Irish political figures were deeply culturally engaged and were close associates (and often friends) with writers, artists, and craftspeople, sharing the common aim of political and cultural independence. Much of the artistic output of the time was independently produced, for exhibit, performance, and distribution at home and abroad.

However, many of the themes addressed dovetailed with the nationalistic aims of promoting political and cultural sovereignty. Writers such as W. B. Yeats reclaimed old legends and stories from Irish history to recover an ancient historic and independent nation. The search for independence was dramatised by playwrights like Lady Gregory.

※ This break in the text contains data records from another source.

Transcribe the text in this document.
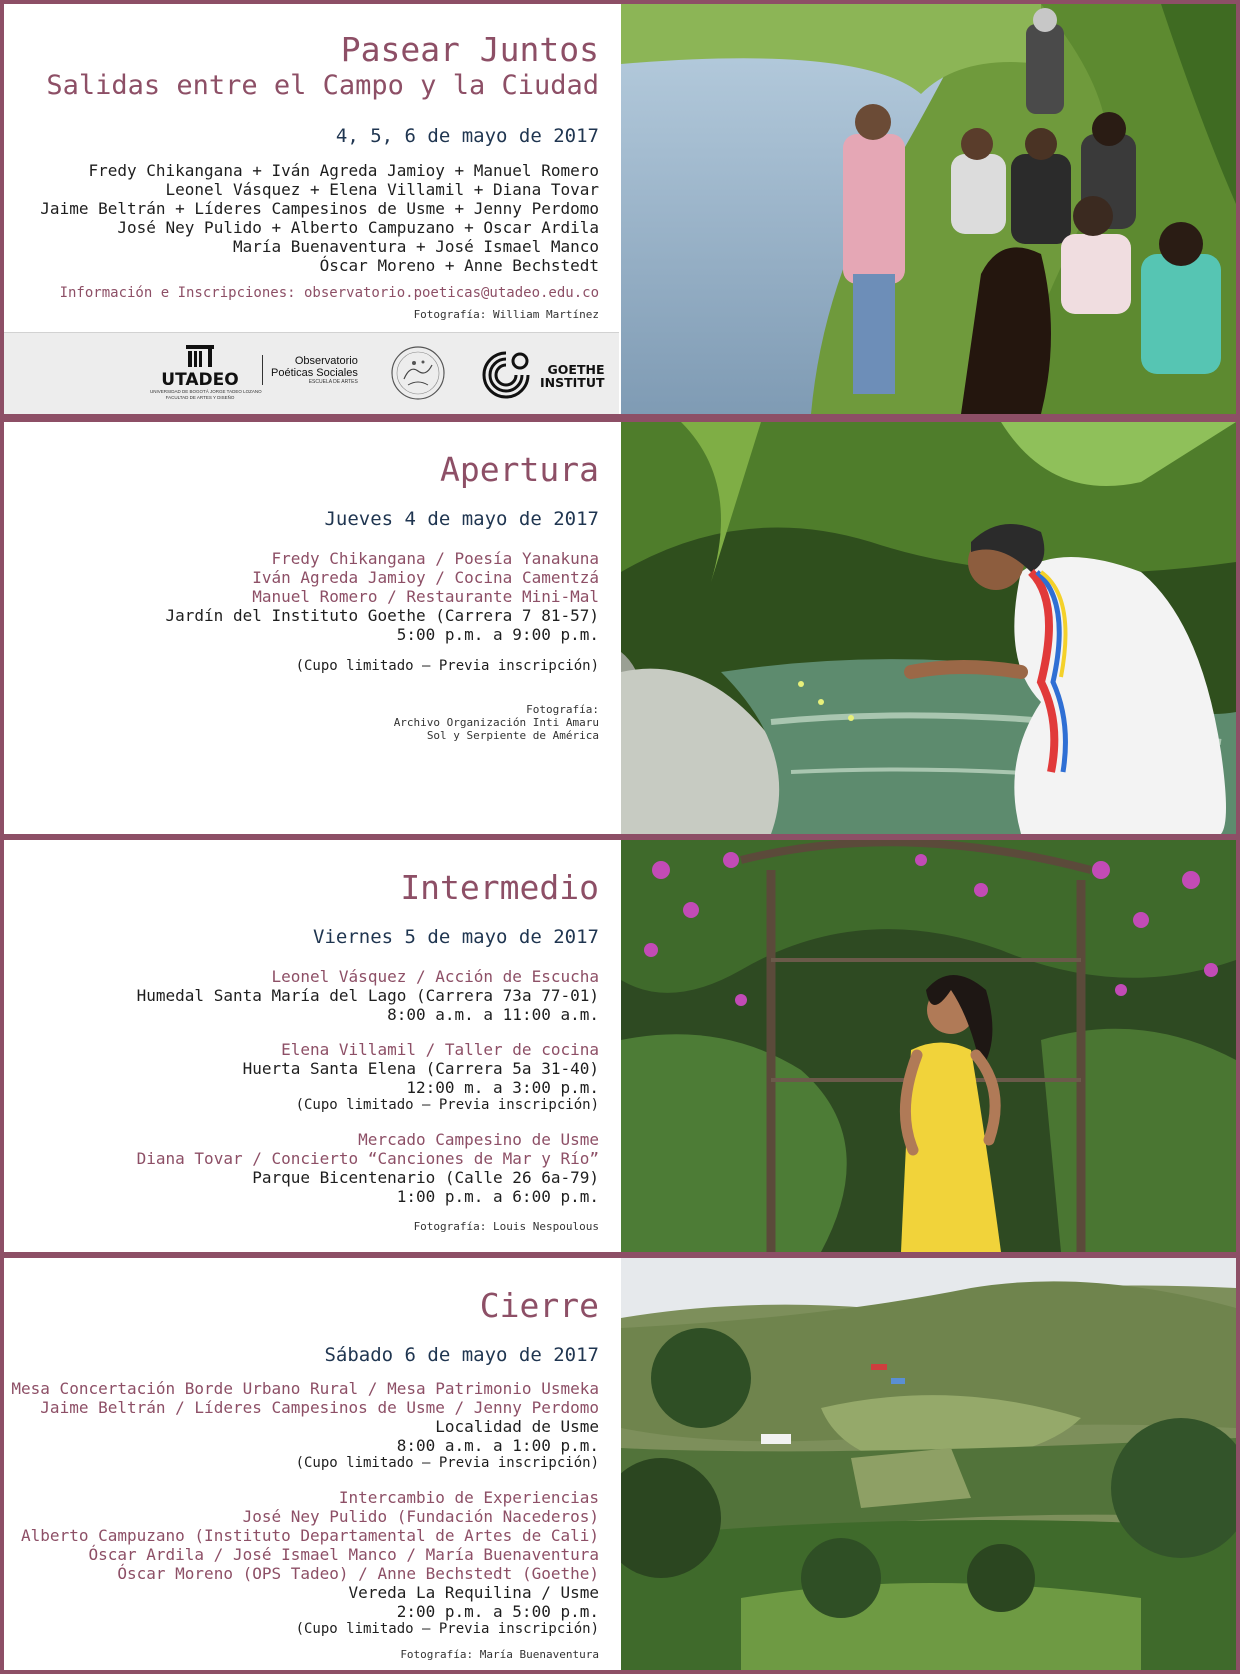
Pasear Juntos
Salidas entre el Campo y la Ciudad
4, 5, 6 de mayo de 2017
Fredy Chikangana + Iván Agreda Jamioy + Manuel Romero
Leonel Vásquez + Elena Villamil + Diana Tovar
Jaime Beltrán + Líderes Campesinos de Usme + Jenny Perdomo
José Ney Pulido + Alberto Campuzano + Oscar Ardila
María Buenaventura + José Ismael Manco
Óscar Moreno + Anne Bechstedt
Información e Inscripciones: observatorio.poeticas@utadeo.edu.co
Fotografía: William Martínez
UTADEO
UNIVERSIDAD DE BOGOTÁ JORGE TADEO LOZANO
FACULTAD DE ARTES Y DISEÑO
Observatorio
Poéticas Sociales
ESCUELA DE ARTES
GOETHE
INSTITUT
Apertura
Jueves 4 de mayo de 2017
Fredy Chikangana / Poesía Yanakuna
Iván Agreda Jamioy / Cocina Camentzá
Manuel Romero / Restaurante Mini-Mal
Jardín del Instituto Goethe (Carrera 7 81-57)
5:00 p.m. a 9:00 p.m.
(Cupo limitado – Previa inscripción)
Fotografía:
Archivo Organización Inti Amaru
Sol y Serpiente de América
Intermedio
Viernes 5 de mayo de 2017
Leonel Vásquez / Acción de Escucha
Humedal Santa María del Lago (Carrera 73a 77-01)
8:00 a.m. a 11:00 a.m.
Elena Villamil / Taller de cocina
Huerta Santa Elena (Carrera 5a 31-40)
12:00 m. a 3:00 p.m.
(Cupo limitado – Previa inscripción)
Mercado Campesino de Usme
Diana Tovar / Concierto “Canciones de Mar y Río”
Parque Bicentenario (Calle 26 6a-79)
1:00 p.m. a 6:00 p.m.
Fotografía: Louis Nespoulous
Cierre
Sábado 6 de mayo de 2017
Mesa Concertación Borde Urbano Rural / Mesa Patrimonio Usmeka
Jaime Beltrán / Líderes Campesinos de Usme / Jenny Perdomo
Localidad de Usme
8:00 a.m. a 1:00 p.m.
(Cupo limitado – Previa inscripción)
Intercambio de Experiencias
José Ney Pulido (Fundación Nacederos)
Alberto Campuzano (Instituto Departamental de Artes de Cali)
Óscar Ardila / José Ismael Manco / María Buenaventura
Óscar Moreno (OPS Tadeo) / Anne Bechstedt (Goethe)
Vereda La Requilina / Usme
2:00 p.m. a 5:00 p.m.
(Cupo limitado – Previa inscripción)
Fotografía: María Buenaventura
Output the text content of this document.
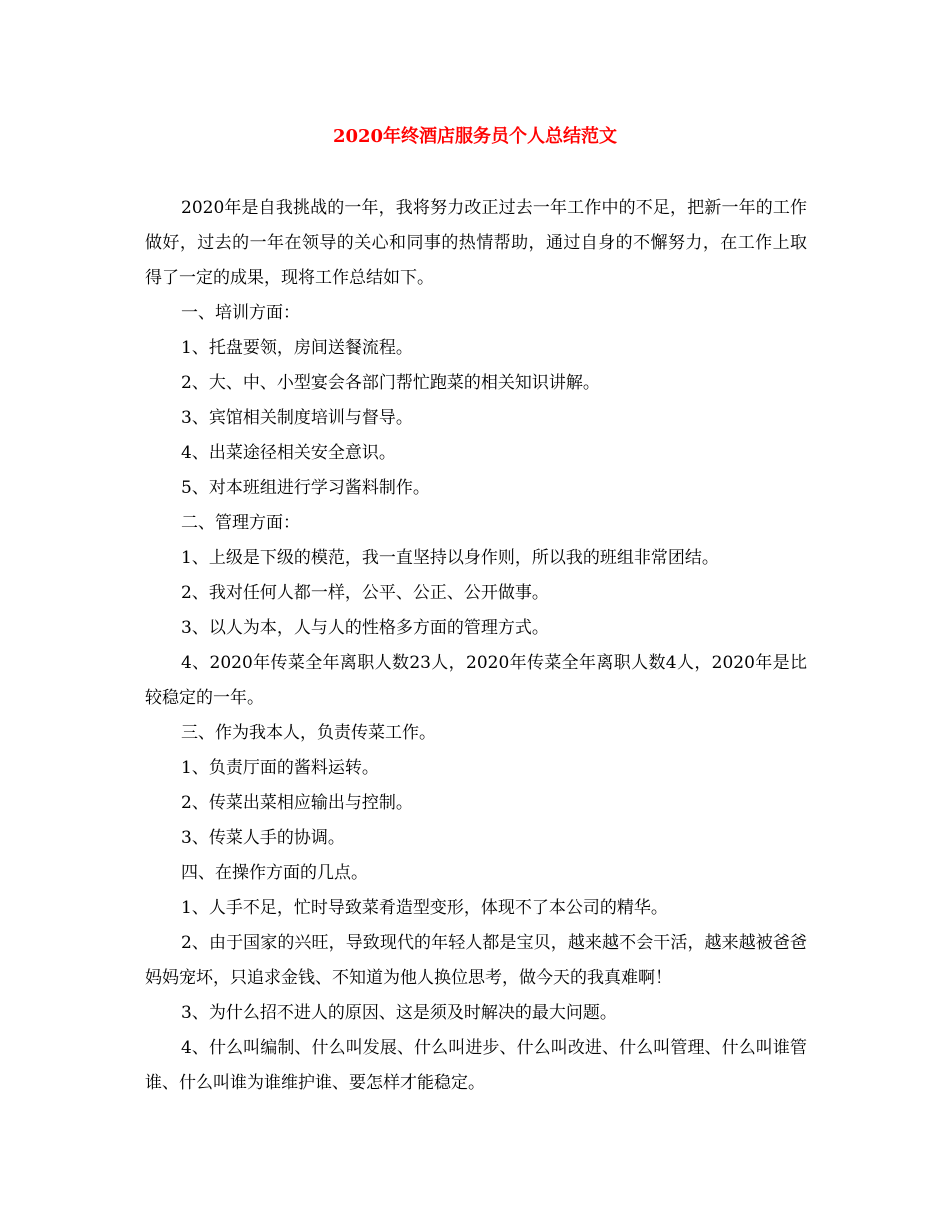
2020年终酒店服务员个人总结范文

2020年是自我挑战的一年，我将努力改正过去一年工作中的不足，把新一年的工作做好，过去的一年在领导的关心和同事的热情帮助，通过自身的不懈努力，在工作上取得了一定的成果，现将工作总结如下。

一、培训方面：

1、托盘要领，房间送餐流程。

2、大、中、小型宴会各部门帮忙跑菜的相关知识讲解。

3、宾馆相关制度培训与督导。

4、出菜途径相关安全意识。

5、对本班组进行学习酱料制作。

二、管理方面：

1、上级是下级的模范，我一直坚持以身作则，所以我的班组非常团结。

2、我对任何人都一样，公平、公正、公开做事。

3、以人为本，人与人的性格多方面的管理方式。

4、2020年传菜全年离职人数23人，2020年传菜全年离职人数4人，2020年是比较稳定的一年。

三、作为我本人，负责传菜工作。

1、负责厅面的酱料运转。

2、传菜出菜相应输出与控制。

3、传菜人手的协调。

四、在操作方面的几点。

1、人手不足，忙时导致菜肴造型变形，体现不了本公司的精华。

2、由于国家的兴旺，导致现代的年轻人都是宝贝，越来越不会干活，越来越被爸爸妈妈宠坏，只追求金钱、不知道为他人换位思考，做今天的我真难啊！

3、为什么招不进人的原因、这是须及时解决的最大问题。

4、什么叫编制、什么叫发展、什么叫进步、什么叫改进、什么叫管理、什么叫谁管谁、什么叫谁为谁维护谁、要怎样才能稳定。
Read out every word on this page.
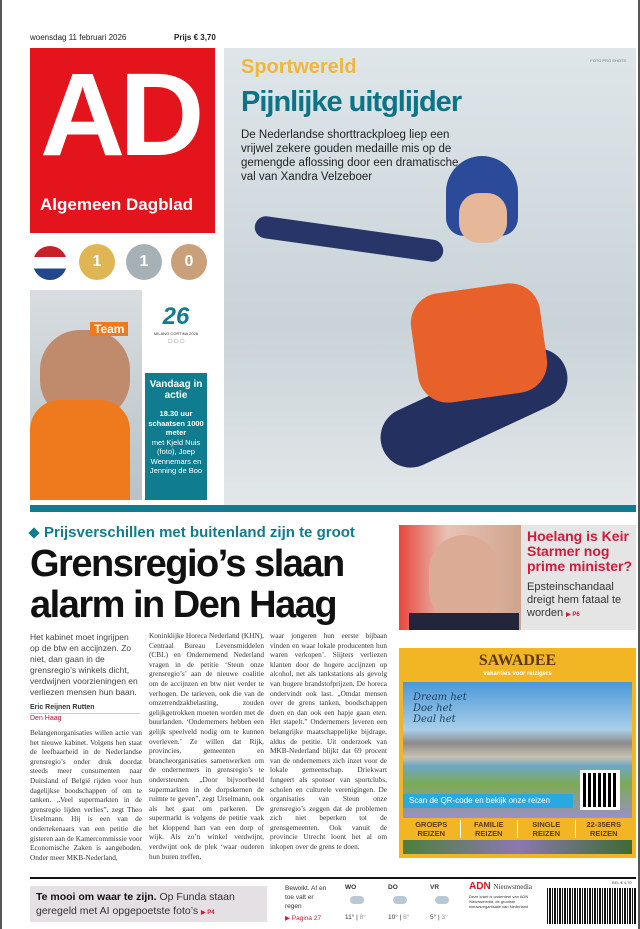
woensdag 11 februari 2026	Prijs € 3,70
AD
Algemeen Dagblad
Sportwereld
Pijnlijke uitglijder
De Nederlandse shorttrackploeg liep een vrijwel zekere gouden medaille mis op de gemengde aflossing door een dramatische val van Xandra Velzeboer
FOTO PRO SHOTS
1	1	0
Team	26
MILANO CORTINA 2026
○○○
Vandaag in actie
18.30 uur
schaatsen 1000 meter
met Kjeld Nuis (foto), Joep Wennemars en Jenning de Boo
Prijsverschillen met buitenland zijn te groot
Grensregio’s slaan alarm in Den Haag
Het kabinet moet ingrijpen op de btw en accijnzen. Zo niet, dan gaan in de grensregio’s winkels dicht, verdwijnen voorzieningen en verliezen mensen hun baan.
Eric Reijnen Rutten
Den Haag
Belangenorganisaties willen actie van het nieuwe kabinet. Volgens hen staat de leefbaarheid in de Nederlandse grensregio’s onder druk doordat steeds meer consumenten naar Duitsland of België rijden voor hun dagelijkse boodschappen of om te tanken. „Veel supermarkten in de grensregio lijden verlies”, zegt Theo Urselmann. Hij is een van de ondertekenaars van een petitie die gisteren aan de Kamercommissie voor Economische Zaken is aangeboden. Onder meer MKB-Nederland,
Koninklijke Horeca Nederland (KHN), Centraal Bureau Levensmiddelen (CBL) en Ondernemend Nederland vragen in de petitie ‘Steun onze grensregio’s’ aan de nieuwe coalitie om de accijnzen en btw niet verder te verhogen. De tarieven, ook die van de omzetrendzakbelasting, zouden gelijkgetrokken moeten worden met de buurlanden. ‘Ondernemers hebben een gelijk speelveld nodig om te kunnen overleven.’ Ze willen dat Rijk, provincies, gemeenten en brancheorganisaties samenwerken om de ondernemers in grensregio’s te ondersteunen. „Door bijvoorbeeld supermarkten in de dorpskernen de ruimte te geven”, zegt Urselmann, ook als het gaat om parkeren. De supermarkt is volgens de petitie vaak het kloppend hart van een dorp of wijk. Als zo’n winkel verdwijnt, verdwijnt ook de plek ‘waar ouderen hun buren treffen,
waar jongeren hun eerste bijbaan vinden en waar lokale producenten hun waren verkopen’. Slijters verliezen klanten door de hogere accijnzen op alcohol, net als tankstations als gevolg van hogere brandstofprijzen. De horeca ondervindt ook last. „Omdat mensen over de grens tanken, boodschappen doen en dan ook een hapje gaan eten. Het stapelt.” Ondernemers leveren een belangrijke maatschappelijke bijdrage, aldus de petitie. Uit onderzoek van MKB-Nederland blijkt dat 69 procent van de ondernemers zich inzet voor de lokale gemeenschap. Driekwart fungeert als sponsor van sportclubs, scholen en culturele verenigingen. De organisaties van Steun onze grensregio’s zeggen dat de problemen zich niet beperken tot de grensgemeenten. Ook vanuit de provincie Utrecht loont het al om inkopen over de grens te doen.
Hoelang is Keir Starmer nog prime minister?
Epsteinschandaal dreigt hem fataal te worden ▶ P6
SAWADEE
vakanties voor reizigers
Dream het
Doe het
Deal het
Scan de QR-code en bekijk onze reizen
GROEPS
REIZEN
FAMILIE
REIZEN
SINGLE
REIZEN
22-35ERS
REIZEN
Te mooi om waar te zijn. Op Funda staan geregeld met AI opgepoetste foto’s ▶ P4
Bewolkt. Af en toe valt er regen
▶ Pagina 27
WO
11° | 8°
DO
10° | 8°
VR
5° | 3°
ADN Nieuwsmedia
Deze krant is onderdeel van ADN Nieuwsmedia, de grootste nieuwsorganisatie van Nederland
BEL € 4,70
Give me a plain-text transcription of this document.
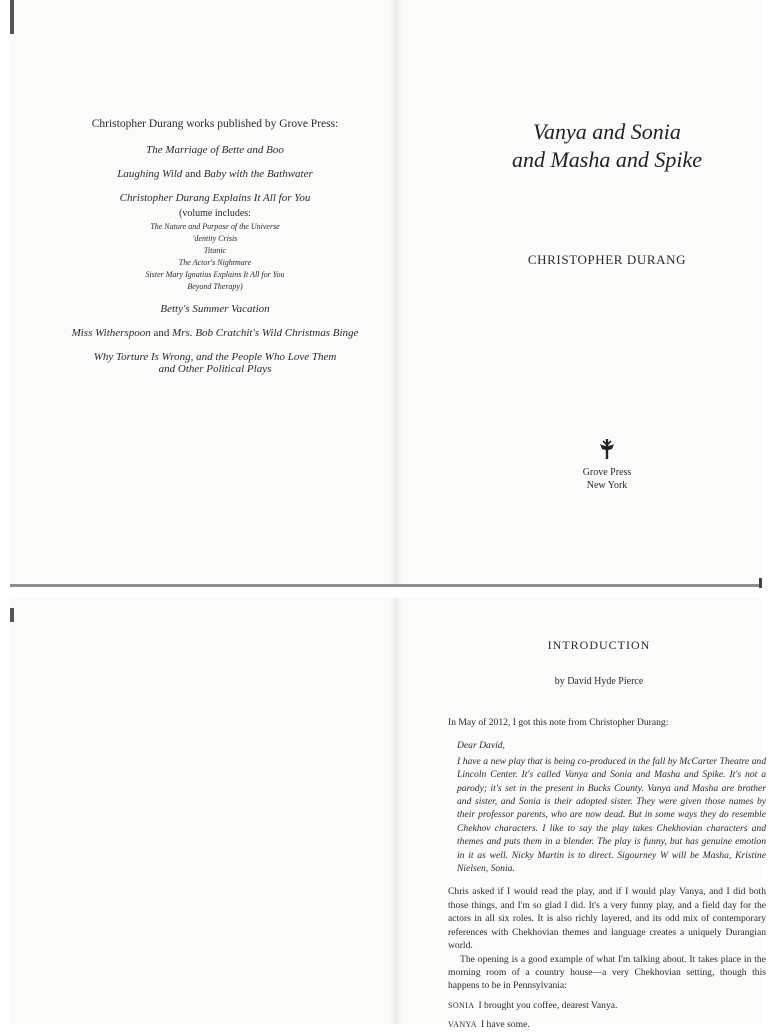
Christopher Durang works published by Grove Press:

The Marriage of Bette and Boo

Laughing Wild and Baby with the Bathwater

Christopher Durang Explains It All for You

(volume includes:

The Nature and Purpose of the Universe

'dentity Crisis

Titanic

The Actor's Nightmare

Sister Mary Ignatius Explains It All for You

Beyond Therapy)

Betty's Summer Vacation

Miss Witherspoon and Mrs. Bob Cratchit's Wild Christmas Binge

Why Torture Is Wrong, and the People Who Love Them
and Other Political Plays

Vanya and Sonia

and Masha and Spike

CHRISTOPHER DURANG

Grove Press

New York

INTRODUCTION
by David Hyde Pierce

In May of 2012, I got this note from Christopher Durang:

Dear David,
I have a new play that is being co-produced in the fall by McCarter Theatre and Lincoln Center. It's called Vanya and Sonia and Masha and Spike. It's not a parody; it's set in the present in Bucks County. Vanya and Masha are brother and sister, and Sonia is their adopted sister. They were given those names by their professor parents, who are now dead. But in some ways they do resemble Chekhov characters. I like to say the play takes Chekhovian characters and themes and puts them in a blender. The play is funny, but has genuine emotion in it as well. Nicky Martin is to direct. Sigourney W will be Masha, Kristine Nielsen, Sonia.

Chris asked if I would read the play, and if I would play Vanya, and I did both those things, and I'm so glad I did. It's a very funny play, and a field day for the actors in all six roles. It is also richly layered, and its odd mix of contemporary references with Chekhovian themes and language creates a uniquely Durangian world.

The opening is a good example of what I'm talking about. It takes place in the morning room of a country house—a very Chekhovian setting, though this happens to be in Pennsylvania:

SONIA I brought you coffee, dearest Vanya.

VANYA I have some.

Irish artists such as Jack Yeats, Paul Henry, Grace Henry and others used a distinctive Irish pictorial language to give people an impression of their own landscape and their place in it. They visually returned ownership of the land to its inhabitants. In his introduction to Transformations in Irish Culture (1996) academic Luke Gibbons argues that "to engage in cultural activity in circumstances where one’s culture was being effaced or obliterated, or even to assert the existence of a civilization prior to conquest, was to make a political statement".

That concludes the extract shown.